JAKARTA, KOMPAS.com - When Freeport renewed its contract for one of the world’s biggest copper and gold mines, some of Indonesia’s top officials were on hand at the celebration, cheerfully applauding the CEO’s impersonation of Elvis Presley.
Some 20 years, and several Indonesian presidents, later, that cosy relationship with the government in Jakarta is doing little to help resolve one of the resource-rich country’s worst industrial disputes.
It may well be a hindrance. The strike at Freeport McMoRan Copper & Gold Inc ’s Grasberg mine in the remote eastern province of Papua shut down production in mid-September, though the firm says it is back producing at reduced levels after sabotage to its main pipeline on Monday.
The dispute over pay has also drawn in local tribesmen, with their own grievances over land rights and pollution, armed with spears and arrows to join Freeport workers blocking the mine’s supply roads for food and fuel this week.
The company’s relationship with the central government stretches back to the 1960s when autocratic President Suharto was in the early years of his long rule. It was a rule, which ended in 1998 in the wake of the Asian financial crisis, when a major project without involvement of the country’s elite was unthinkable.
Freeport still has close ties with a government that keeps tight military control over Grasberg, which holds more gold than any other mine in the world, and the rest of its easternmost and independent-minded Papua province, to safeguard its vast reserves of natural resources.
The snag now for the Phoenix, Arizona-based company is that Jakarta, lord of all the archipelago during the Suharto era, has since handed over political authority to a locally elected governor.
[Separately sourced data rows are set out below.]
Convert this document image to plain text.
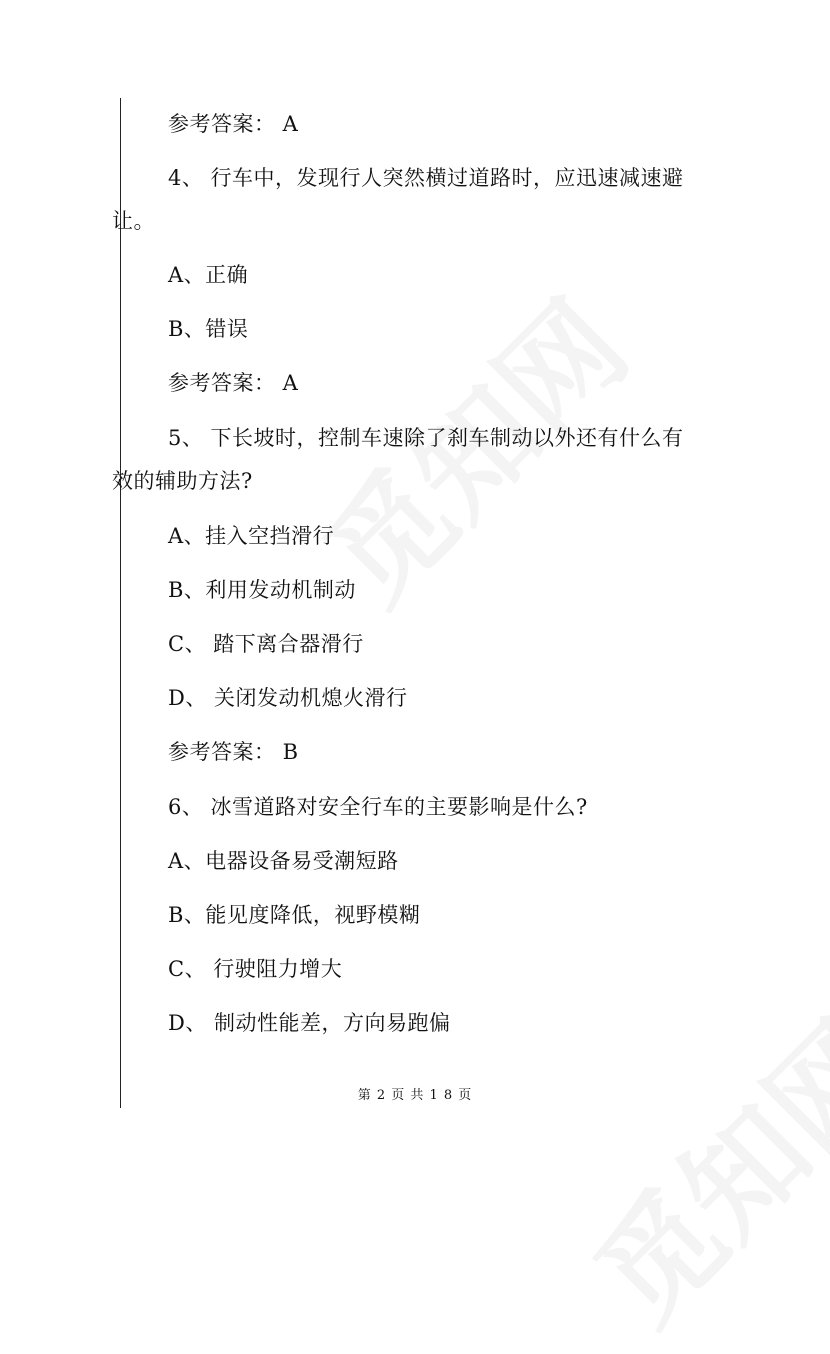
参考答案： A
4、 行车中，发现行人突然横过道路时，应迅速减速避
让。
A、正确
B、错误
参考答案： A
5、 下长坡时，控制车速除了刹车制动以外还有什么有
效的辅助方法?
A、挂入空挡滑行
B、利用发动机制动
C、 踏下离合器滑行
D、 关闭发动机熄火滑行
参考答案： B
6、 冰雪道路对安全行车的主要影响是什么?
A、电器设备易受潮短路
B、能见度降低，视野模糊
C、 行驶阻力增大
D、 制动性能差，方向易跑偏
第 2 页 共 1 8 页
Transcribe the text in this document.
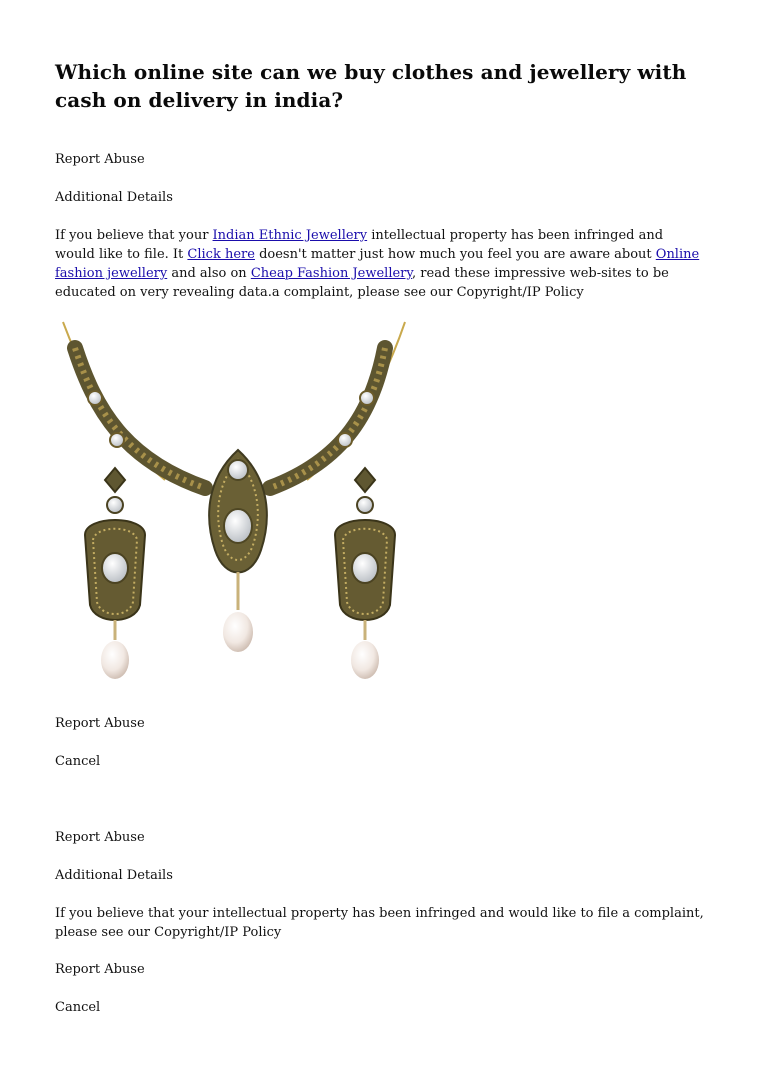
Which online site can we buy clothes and jewellery with cash on delivery in india?

Report Abuse

Additional Details

If you believe that your Indian Ethnic Jewellery intellectual property has been infringed and would like to file. It Click here doesn't matter just how much you feel you are aware about Online fashion jewellery and also on Cheap Fashion Jewellery, read these impressive web-sites to be educated on very revealing data.a complaint, please see our Copyright/IP Policy

Report Abuse

Cancel

Report Abuse

Additional Details

If you believe that your intellectual property has been infringed and would like to file a complaint, please see our Copyright/IP Policy

Report Abuse

Cancel
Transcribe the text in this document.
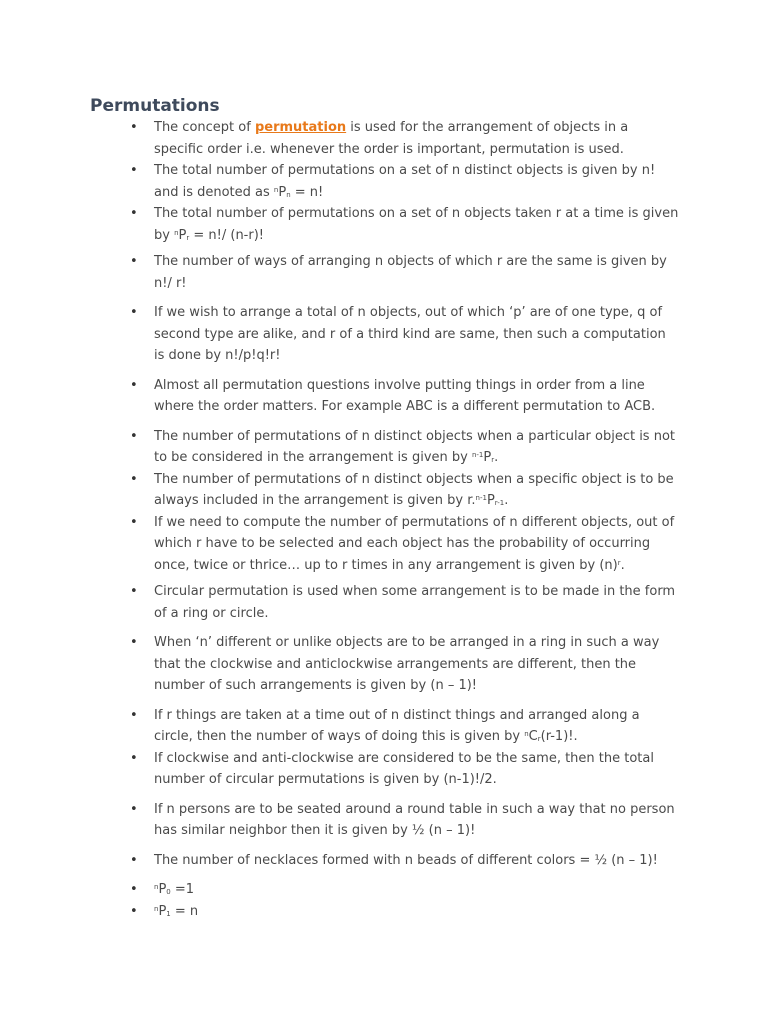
Permutations
• The concept of permutation is used for the arrangement of objects in a specific order i.e. whenever the order is important, permutation is used.
• The total number of permutations on a set of n distinct objects is given by n! and is denoted as $^nP_n = n$!
• The total number of permutations on a set of n objects taken r at a time is given by $^nP_r = n!/$ (n-r)!
• The number of ways of arranging n objects of which r are the same is given by n!/ r!
• If we wish to arrange a total of n objects, out of which ‘p’ are of one type, q of second type are alike, and r of a third kind are same, then such a computation is done by n!/p!q!r!
• Almost all permutation questions involve putting things in order from a line where the order matters. For example ABC is a different permutation to ACB.
• The number of permutations of n distinct objects when a particular object is not to be considered in the arrangement is given by $^{n-1}P_r$.
• The number of permutations of n distinct objects when a specific object is to be always included in the arrangement is given by $r.^{n-1}P_{r-1}$.
• If we need to compute the number of permutations of n different objects, out of which r have to be selected and each object has the probability of occurring once, twice or thrice… up to r times in any arrangement is given by $(n)^r$.
• Circular permutation is used when some arrangement is to be made in the form of a ring or circle.
• When ‘n’ different or unlike objects are to be arranged in a ring in such a way that the clockwise and anticlockwise arrangements are different, then the number of such arrangements is given by (n – 1)!
• If r things are taken at a time out of n distinct things and arranged along a circle, then the number of ways of doing this is given by $^nC_r(r-1)$!.
• If clockwise and anti-clockwise are considered to be the same, then the total number of circular permutations is given by (n-1)!/2.
• If n persons are to be seated around a round table in such a way that no person has similar neighbor then it is given by ½ (n – 1)!
• The number of necklaces formed with n beads of different colors = ½ (n – 1)!
•	$^nP_0 =1$
•	$^nP_1 = n$
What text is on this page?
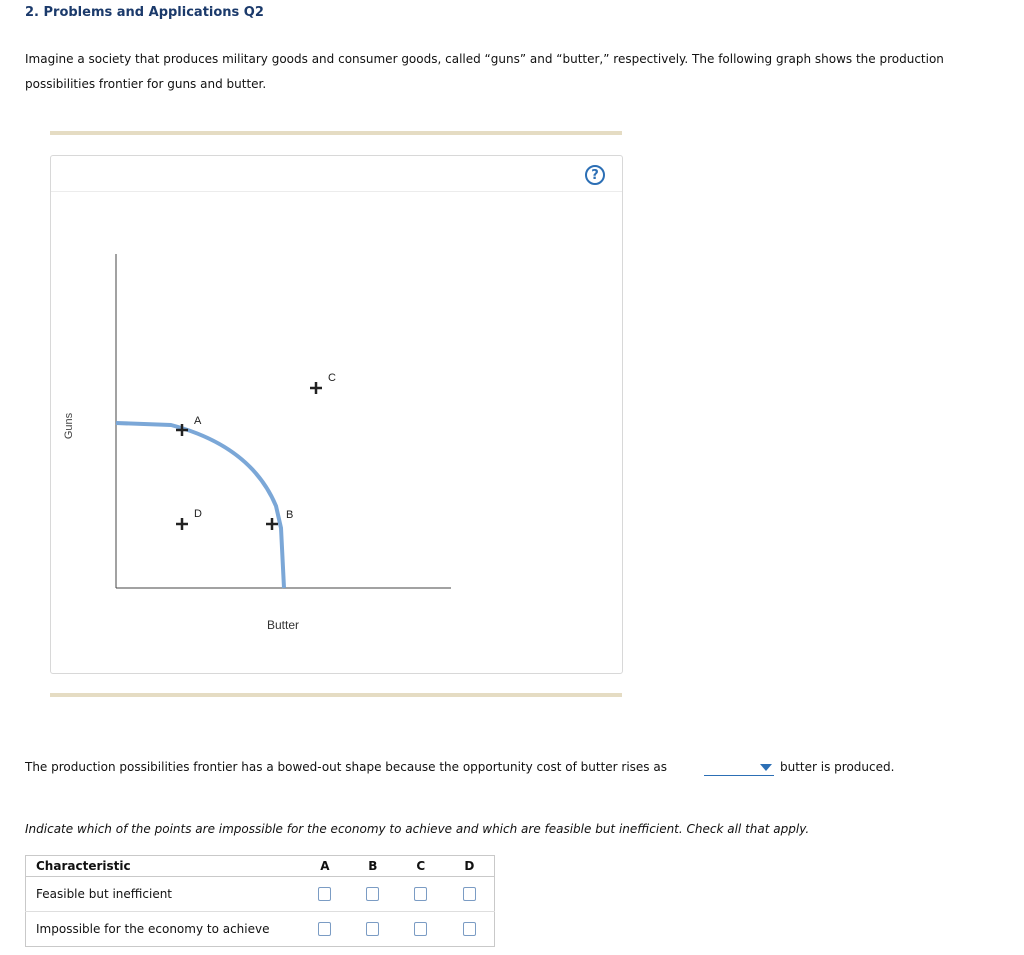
2. Problems and Applications Q2
Imagine a society that produces military goods and consumer goods, called “guns” and “butter,” respectively. The following graph shows the production possibilities frontier for guns and butter.
?
Guns
Butter
A
B
C
D
The production possibilities frontier has a bowed-out shape because the opportunity cost of butter rises as	butter is produced.
Indicate which of the points are impossible for the economy to achieve and which are feasible but inefficient. Check all that apply.
Characteristic	A	B	C	D
Feasible but inefficient				
Impossible for the economy to achieve				
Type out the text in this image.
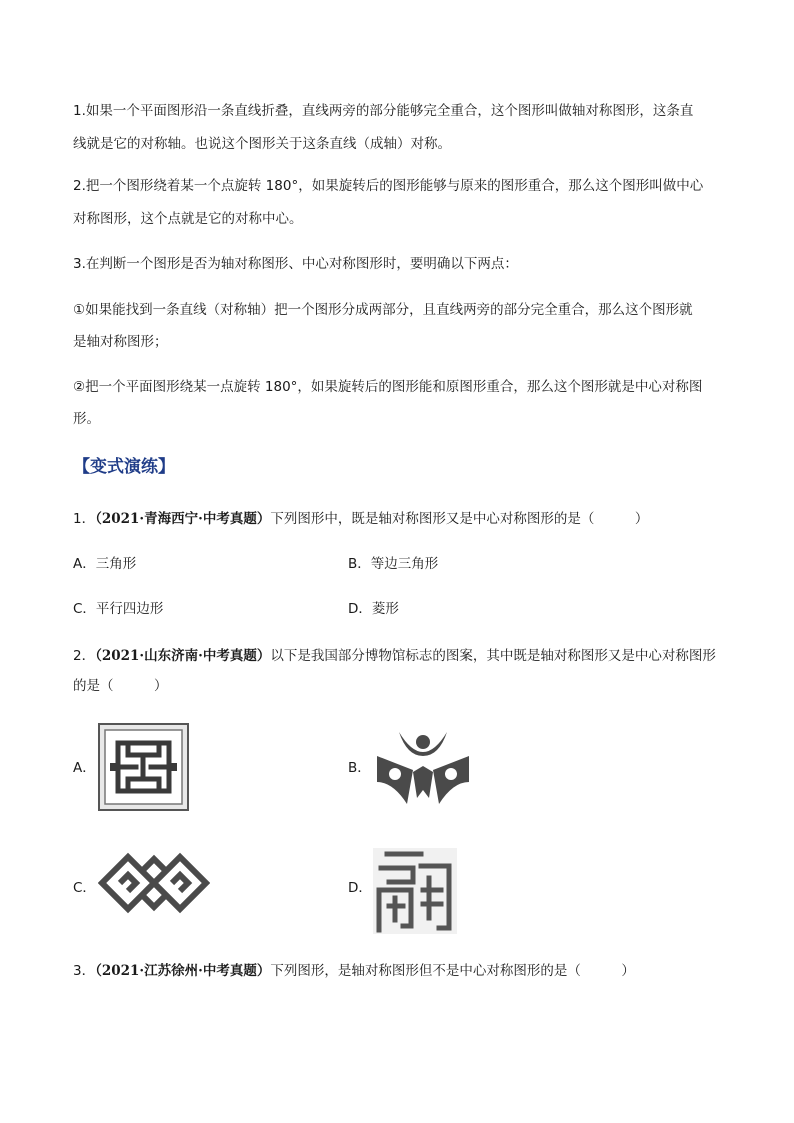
1.如果一个平面图形沿一条直线折叠，直线两旁的部分能够完全重合，这个图形叫做轴对称图形，这条直
线就是它的对称轴。也说这个图形关于这条直线（成轴）对称。
2.把一个图形绕着某一个点旋转 180°，如果旋转后的图形能够与原来的图形重合，那么这个图形叫做中心
对称图形，这个点就是它的对称中心。
3.在判断一个图形是否为轴对称图形、中心对称图形时，要明确以下两点：
①如果能找到一条直线（对称轴）把一个图形分成两部分，且直线两旁的部分完全重合，那么这个图形就
是轴对称图形；
②把一个平面图形绕某一点旋转 180°，如果旋转后的图形能和原图形重合，那么这个图形就是中心对称图
形。
【变式演练】
1．（2021·青海西宁·中考真题）下列图形中，既是轴对称图形又是中心对称图形的是（　　　）
A．三角形	B．等边三角形
C．平行四边形	D．菱形
2．（2021·山东济南·中考真题）以下是我国部分博物馆标志的图案，其中既是轴对称图形又是中心对称图形
的是（　　　）
A．	B．
C．	D．
3．（2021·江苏徐州·中考真题）下列图形，是轴对称图形但不是中心对称图形的是（　　　）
“Things are different now. The central government doesn’t have the same power it used to have ... Now the power to deal with the strike and pay dispute is in the hand of the local government but they just don’t do that,” said Yunarto Wijaya, an analyst from Jakarta-based think tank Charta Politika.
But Wijaya says the local government simply does not have the power to negotiate with Freeport. And the central government’s failure to help despite sending in officials to mediate, has only added to the resentment.
Indonesia’s government owns about 9 percent in Freeport Indonesia, which contributes 1.6 percent of GDP in Southeast Asia’s top economy, and its inability to broker a deal to resolve the dispute is painful.